An isometry is a mapping $M$ of a manifold to a manifold (which might be the same one or might not) such that, for any pair of points $p$, $q$, taken by the mapping to points $M(p)$, $M(q)$, the distance from $p$ to $q$ is the same as the distance from $M(p)$ to $M(q)$. So it's not that the metric itself stays the same: the distances between mapped points have to stay the same.

So, for example, in Minkowski spacetime, translations, rotations, and boosts are all isometries of the manifold into itself. But the Milne transformation, the mapping corresponding to the Milne congruence described by @PAllen in post #134, is not; distances between corresponding points are changed by the transformation. And that's true even though the Minkowski metric itself stays the same along each curve in the congruence.

 

[cianfa72]

So it's not that the metric itself stays the same: the distances between mapped points have to stay the same.

ok, now it makes sense to me.

distances between corresponding points are changed by the transformation. And that's true even though the Minkowski metric itself stays the same along each curve in the congruence.

ok got it.

Just to give an example that helps intuition, I drew the following picture for the Euclidean plane:

Take the triangle ABC, the blue and red arrows represent two of the three sides. Consider its flow along the dotted red curves (i.e. along the congruence filling the Euclidean plane). Each curve in the congruence is parametrized by the its euclidean length $s$.

We can see that even if the metric tensor $g$ does not change along the congruence's curves, the shape of the triangle along the flow for the same parameter $s$ actually changes. Hence the curves in the congruence are not integral curves of any KVF.

 

[PAllen]

I definitely agree it is more intuitive to approach kvf's starting from a congruence, which defines a vector field, and then require that any two points connected by a geodesic, when 'flowed' along the congruence by a fixed interval along congruence lines, results in a geodesic of the same length as before. Then showing that this property being true for any pair of points and any flow amount, is equivalent to more abstract definitions applied to the vector field itself. Note, of course, that none of this language involves coordinates (though building coordinates adapted to a killing flow ensures that certain features are present in the expression of the metric in those coordinates). Also note that none of this says anything about diffeomorphisms or coordinate changes.

However, I am quite confused by what any of this has to do with isometries. My understanding has been that for any diffeomorphism, when a pullback is applied to the metric, the result is an isometry.
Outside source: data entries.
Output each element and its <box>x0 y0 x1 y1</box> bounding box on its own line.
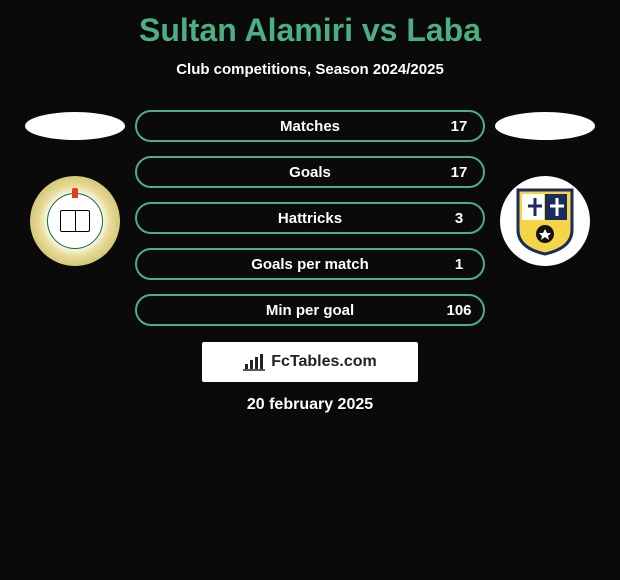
player-left-badge <box>30 176 120 266</box>
stats-column: Matches 17 Goals 17 Hattricks 3 Goals pe… <box>135 110 485 326</box>
shield-icon <box>514 186 576 256</box>
comparison-card: Sultan Alamiri vs Laba Club competitions… <box>0 0 620 424</box>
book-icon <box>60 210 90 232</box>
stat-right-value: 17 <box>435 164 483 181</box>
stat-label: Matches <box>185 118 435 135</box>
player-left-col <box>15 98 135 266</box>
player-right-badge <box>500 176 590 266</box>
stat-row-goals: Goals 17 <box>135 156 485 188</box>
stat-right-value: 1 <box>435 256 483 273</box>
stat-row-goals-per-match: Goals per match 1 <box>135 248 485 280</box>
chart-icon <box>243 353 265 371</box>
player-right-col <box>485 98 605 266</box>
stat-label: Goals per match <box>185 256 435 273</box>
player-right-name-pill <box>495 112 595 140</box>
stat-row-matches: Matches 17 <box>135 110 485 142</box>
stat-label: Min per goal <box>185 302 435 319</box>
main-row: Matches 17 Goals 17 Hattricks 3 Goals pe… <box>0 98 620 326</box>
player-left-name-pill <box>25 112 125 140</box>
stat-label: Hattricks <box>185 210 435 227</box>
stat-row-hattricks: Hattricks 3 <box>135 202 485 234</box>
stat-row-min-per-goal: Min per goal 106 <box>135 294 485 326</box>
date-line: 20 february 2025 <box>247 396 373 414</box>
source-text: FcTables.com <box>271 353 377 371</box>
stat-right-value: 17 <box>435 118 483 135</box>
badge-left-inner <box>47 193 103 249</box>
stat-right-value: 3 <box>435 210 483 227</box>
subtitle: Club competitions, Season 2024/2025 <box>176 61 444 78</box>
source-badge[interactable]: FcTables.com <box>202 342 418 382</box>
page-title: Sultan Alamiri vs Laba <box>139 12 481 49</box>
stat-label: Goals <box>185 164 435 181</box>
stat-right-value: 106 <box>435 302 483 319</box>
torch-icon <box>72 188 78 198</box>
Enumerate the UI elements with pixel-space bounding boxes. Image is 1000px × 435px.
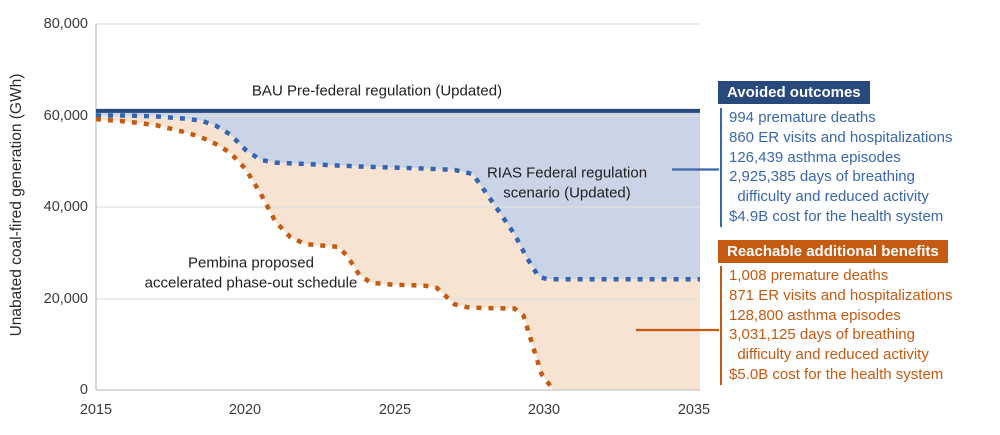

In particular, if you consider the coordinate transform from standard Minkowski coordinates to Milne coordinates, with the associated Milne metric, then for any pair of points connected by a geodesic in standard Minkowski coordinates, the result after transform, is still a geodesic of the same length when using the Milne metric.

 

[cianfa72]

However, I am quite confused by what any of this has to do with isometries. My understanding has been that for any diffeomorphism, when a pullback is applied to the metric, the result is an isometry.

Yes, the point is that an isometry is a special diffeomorphism such that the pullback of the metric tensor along it results in the same metric tensor defined at the point where the pullback is done (i.e. the Lie derivative of the metric tensor along the flow defined by the isometry is null).

 

[PAllen]

Yes, the point is that an isometry is a special diffeomorphism such that the pullback of the metric tensor along it results in the same metric tensor defined at the point where the pullback is done.

Yes, but any diffeomorphism has an associated pullback, and in GR, this is the only sense in which diffeomorphisms are applied. Also, this doesn't answer in any way, what this has to do with kvfs. That is claim I don't understand.